# Basement: framing doors close to corners



## bsmenthelp (May 6, 2012)

I am planning a basement finishing project. I want to find the best way to frame the rough openings for the doors that will be close to corners. Currently I have set the opening to start 6 inches away from the corner. When I place (1 king, 1 jack) that takes 3 inches, then when i place the corner stud for drywall that takes 1.5 inches, so out of the 6 inches, 4.5 are solid 2x4. This seems a bit overkill. 

I was thinking maybe i could just use the king and jack directly in the corner but i dont know if this would look professional (be enough space for trim) also how would i secure the bottom plate to the cement?

Space is not tight so I want to do this the correct way whatever that is.

As a add-on question.

I am trying to keep 16 inch oc stud spacing. Can I skip a stud if there is a manditory stud that will be placed within a few inches, is there a rule of thumb for this, do i need to plan how the drywall will layout? Or must I place studs ever 16 inches plus and extra studs?

Any help would be appreciated.


----------



## mae-ling (Dec 9, 2011)

Is this a load bearing wall?

If so yes you would have your stud at the end, to catch the drywall on the inside corner. then a 1.5" space then your king and jack.
For non load bearing you really do not need a header.








They used 24" OC spacing. 16" is fine too. Also if your door casing is going to be 2 &1/4" wide or less you only need one stud on each side of the door not two, although many will put two.


----------



## bsmenthelp (May 6, 2012)

All walls are non load bearing. I would be using a standard prehung door. I believe the casing is 4.5 inches wide to match the stud plus drywall, Not sure? I would be more that happy to space studs 24 inches if that is ok. What is the standard for finishing a basement?


----------



## mae-ling (Dec 9, 2011)

for 4.5" casing I would stay the 6" out from the corner minimum.
24" is allowed by code but many prefer 16" spacing as they feel the drywall can flex too much with the 24" spacing.
Here is lots of information on using 24" stud spacing https://www.google.ca/search?aq=1&oq=Optimum+value&sourceid=chrome&ie=UTF-8&q=optimum+value+engineering


----------



## hand drive (Apr 21, 2012)

when placing doors onto the end of a wall that meets another wall, depending on which way the door opens ( usually doors open to a dead wall instead of out into the room ) it is advisable to just do a king and jack 3" . if the door opens into the room maybe come a foot off of the wall and set the door there. depending on which way you start the drywall -> pull a 16" layout on entire wall and fill in with extra studs wherever a door lands in the wall or/and when another wall ties in...

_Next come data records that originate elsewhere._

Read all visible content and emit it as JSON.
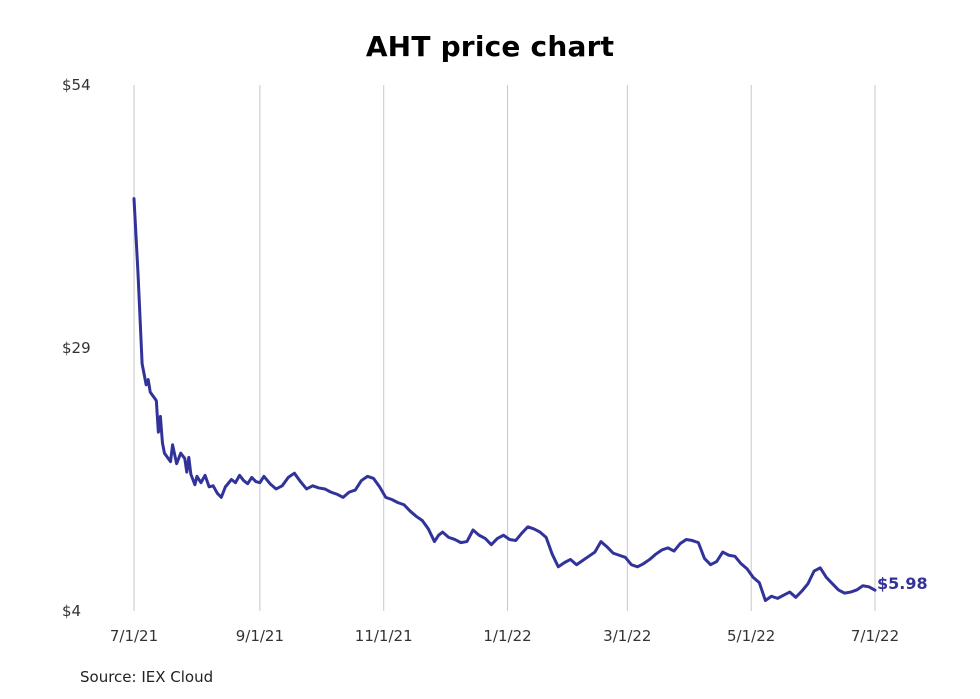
{
  "chart_data": {
    "type": "line",
    "title": "AHT price chart",
    "source": "Source: IEX Cloud",
    "xlabel": "",
    "ylabel": "",
    "x_ticks": [
      "7/1/21",
      "9/1/21",
      "11/1/21",
      "1/1/22",
      "3/1/22",
      "5/1/22",
      "7/1/22"
    ],
    "x_range": [
      "2021-07-01",
      "2022-07-01"
    ],
    "y_ticks": [
      "$4",
      "$29",
      "$54"
    ],
    "ylim": [
      4,
      54
    ],
    "grid": "vertical",
    "last_value_label": "$5.98",
    "line_color": "#32339a",
    "series": [
      {
        "x": [
          "2021-07-01",
          "2021-07-03",
          "2021-07-05",
          "2021-07-07",
          "2021-07-08",
          "2021-07-09",
          "2021-07-12",
          "2021-07-13",
          "2021-07-14",
          "2021-07-15",
          "2021-07-16",
          "2021-07-19",
          "2021-07-20",
          "2021-07-22",
          "2021-07-24",
          "2021-07-26",
          "2021-07-27",
          "2021-07-28",
          "2021-07-29",
          "2021-07-31",
          "2021-08-01",
          "2021-08-03",
          "2021-08-05",
          "2021-08-07",
          "2021-08-09",
          "2021-08-11",
          "2021-08-13",
          "2021-08-15",
          "2021-08-18",
          "2021-08-20",
          "2021-08-22",
          "2021-08-24",
          "2021-08-26",
          "2021-08-28",
          "2021-08-30",
          "2021-09-01",
          "2021-09-03",
          "2021-09-06",
          "2021-09-09",
          "2021-09-12",
          "2021-09-15",
          "2021-09-18",
          "2021-09-21",
          "2021-09-24",
          "2021-09-27",
          "2021-09-30",
          "2021-10-03",
          "2021-10-06",
          "2021-10-09",
          "2021-10-12",
          "2021-10-15",
          "2021-10-18",
          "2021-10-21",
          "2021-10-24",
          "2021-10-27",
          "2021-10-30",
          "2021-11-02",
          "2021-11-05",
          "2021-11-08",
          "2021-11-11",
          "2021-11-14",
          "2021-11-17",
          "2021-11-20",
          "2021-11-23",
          "2021-11-26",
          "2021-11-28",
          "2021-11-30",
          "2021-12-03",
          "2021-12-06",
          "2021-12-09",
          "2021-12-12",
          "2021-12-15",
          "2021-12-18",
          "2021-12-21",
          "2021-12-24",
          "2021-12-27",
          "2021-12-30",
          "2022-01-02",
          "2022-01-05",
          "2022-01-08",
          "2022-01-11",
          "2022-01-14",
          "2022-01-17",
          "2022-01-20",
          "2022-01-23",
          "2022-01-26",
          "2022-01-29",
          "2022-02-01",
          "2022-02-04",
          "2022-02-07",
          "2022-02-10",
          "2022-02-13",
          "2022-02-16",
          "2022-02-19",
          "2022-02-22",
          "2022-02-25",
          "2022-02-28",
          "2022-03-03",
          "2022-03-06",
          "2022-03-09",
          "2022-03-12",
          "2022-03-15",
          "2022-03-18",
          "2022-03-21",
          "2022-03-24",
          "2022-03-27",
          "2022-03-30",
          "2022-04-02",
          "2022-04-05",
          "2022-04-08",
          "2022-04-11",
          "2022-04-14",
          "2022-04-17",
          "2022-04-20",
          "2022-04-23",
          "2022-04-26",
          "2022-04-29",
          "2022-05-02",
          "2022-05-05",
          "2022-05-08",
          "2022-05-11",
          "2022-05-14",
          "2022-05-17",
          "2022-05-20",
          "2022-05-23",
          "2022-05-26",
          "2022-05-29",
          "2022-06-01",
          "2022-06-04",
          "2022-06-07",
          "2022-06-10",
          "2022-06-13",
          "2022-06-16",
          "2022-06-19",
          "2022-06-22",
          "2022-06-25",
          "2022-06-28",
          "2022-07-01"
        ],
        "values": [
          43.2,
          36.0,
          27.5,
          25.5,
          26.0,
          24.8,
          24.0,
          21.0,
          22.5,
          20.0,
          19.0,
          18.2,
          19.8,
          18.0,
          19.0,
          18.5,
          17.2,
          18.6,
          17.0,
          16.0,
          16.8,
          16.2,
          16.9,
          15.8,
          15.9,
          15.2,
          14.8,
          15.8,
          16.5,
          16.2,
          16.9,
          16.4,
          16.1,
          16.7,
          16.3,
          16.2,
          16.8,
          16.1,
          15.6,
          15.9,
          16.7,
          17.1,
          16.3,
          15.6,
          15.9,
          15.7,
          15.6,
          15.3,
          15.1,
          14.8,
          15.3,
          15.5,
          16.4,
          16.8,
          16.6,
          15.8,
          14.8,
          14.6,
          14.3,
          14.1,
          13.5,
          13.0,
          12.6,
          11.8,
          10.6,
          11.2,
          11.5,
          11.0,
          10.8,
          10.5,
          10.6,
          11.7,
          11.2,
          10.9,
          10.3,
          10.9,
          11.2,
          10.8,
          10.7,
          11.4,
          12.0,
          11.8,
          11.5,
          11.0,
          9.4,
          8.2,
          8.6,
          8.9,
          8.4,
          8.8,
          9.2,
          9.6,
          10.6,
          10.1,
          9.5,
          9.3,
          9.1,
          8.4,
          8.2,
          8.5,
          8.9,
          9.4,
          9.8,
          10.0,
          9.7,
          10.4,
          10.8,
          10.7,
          10.5,
          9.0,
          8.4,
          8.7,
          9.6,
          9.3,
          9.2,
          8.5,
          8.0,
          7.2,
          6.7,
          5.0,
          5.4,
          5.2,
          5.5,
          5.8,
          5.3,
          5.9,
          6.6,
          7.8,
          8.1,
          7.2,
          6.6,
          6.0,
          5.7,
          5.8,
          6.0,
          6.4,
          6.3,
          5.98
        ]
      }
    ]
  },
  "colors": {
    "line": "#32339a",
    "grid": "#c8c8c8",
    "tick_text": "#333333"
  }
}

edit to add... with 4.5" casing you would just rip the piece of casing in the corner to fit. with casing added to prehung from factory rip the casing while it is attached to the prehung and then set the door.

on a prehung the jamb is 3/4" thick with some allowable spacing between rough opening so figure 1". then 3" ( framing) off of wall plus one inch ( jamb) equals 4". casing is 4.5 inches so the end amount need to be ripped off will something like 1/2". does this sound correct?


----------



## joecaption (Nov 30, 2011)

Far more common to see 2-1/4 or 3-1/4" casing.


----------



## bsmenthelp (May 6, 2012)

thanks for the feedback. I dont now much obviously you are correct about the size of the casing. I was referring to the width of the door jam?
Eitherway I now clearly understand what you meant.

All doors will be opening to dead walls. If I just use the king and jack stud how will i secure the bottom plate to the cement floor? As it will be a solid piece of wood? Would I just glue it down, secure it to the adjacent wall and try to toenail into the concrete

Thanks


----------



## joecaption (Nov 30, 2011)

Going to have to attach the bottom plate first then the studs.
I would use Tap Con screws.


----------



## hand drive (Apr 21, 2012)

bsmenthelp said:


> thanks for the feedback. I dont now much obviously you are correct about the size of the casing. I was referring to the width of the door jam?
> Eitherway I now clearly understand what you meant.
> 
> All doors will be opening to dead walls. If I just use the king and jack stud how will i secure the bottom plate to the cement floor? As it will be a solid piece of wood? Would I just glue it down, secure it to the adjacent wall and try to toenail into the concrete
> ...



it is best to use pressure treated lumber for that king and jack and run both directly to the floor without a bottom plate in that one spot. a 3" plate will split and is impossible to attach well enough, the only way I would advise a plate there is if it could cut back into the existing wall thereby making the plate 6.5" which is much stronger. be sure and attach the king and jack ( nails, bolts, ramsets, glue, etc...) to the existing wall very well as there will be no bottom plate to hold them at the bottom. you will most likely be able to attach king and jack to the framing at the ceiling height easily enough.


----------



## mae-ling (Dec 9, 2011)

On 6" wall section I would do as Joe said, plate first then wall. On 3" wall section I do as hand drive posted above.

With wider casing I would go the 6" way if at all possible. To me cutting down the casing looks bad, yes I have had to do it even in brand new homes but If I could I avoided it at all costs.


----------



## bsmenthelp (May 6, 2012)

So to recap if you were to design the framing for finishing a basement and you were going to place a door swinging to a dead wall how would you frame it. standard casing no space restrictions. What is the best practice.


----------



## Joe Carola (Apr 14, 2006)

bsmenthelp said:


> So to recap if you were to design the framing for finishing a basement and you were going to place a door swinging to a dead wall how would you frame it. standard casing no space restrictions. What is the best practice.


King stud and jack... 3" is all you need.


----------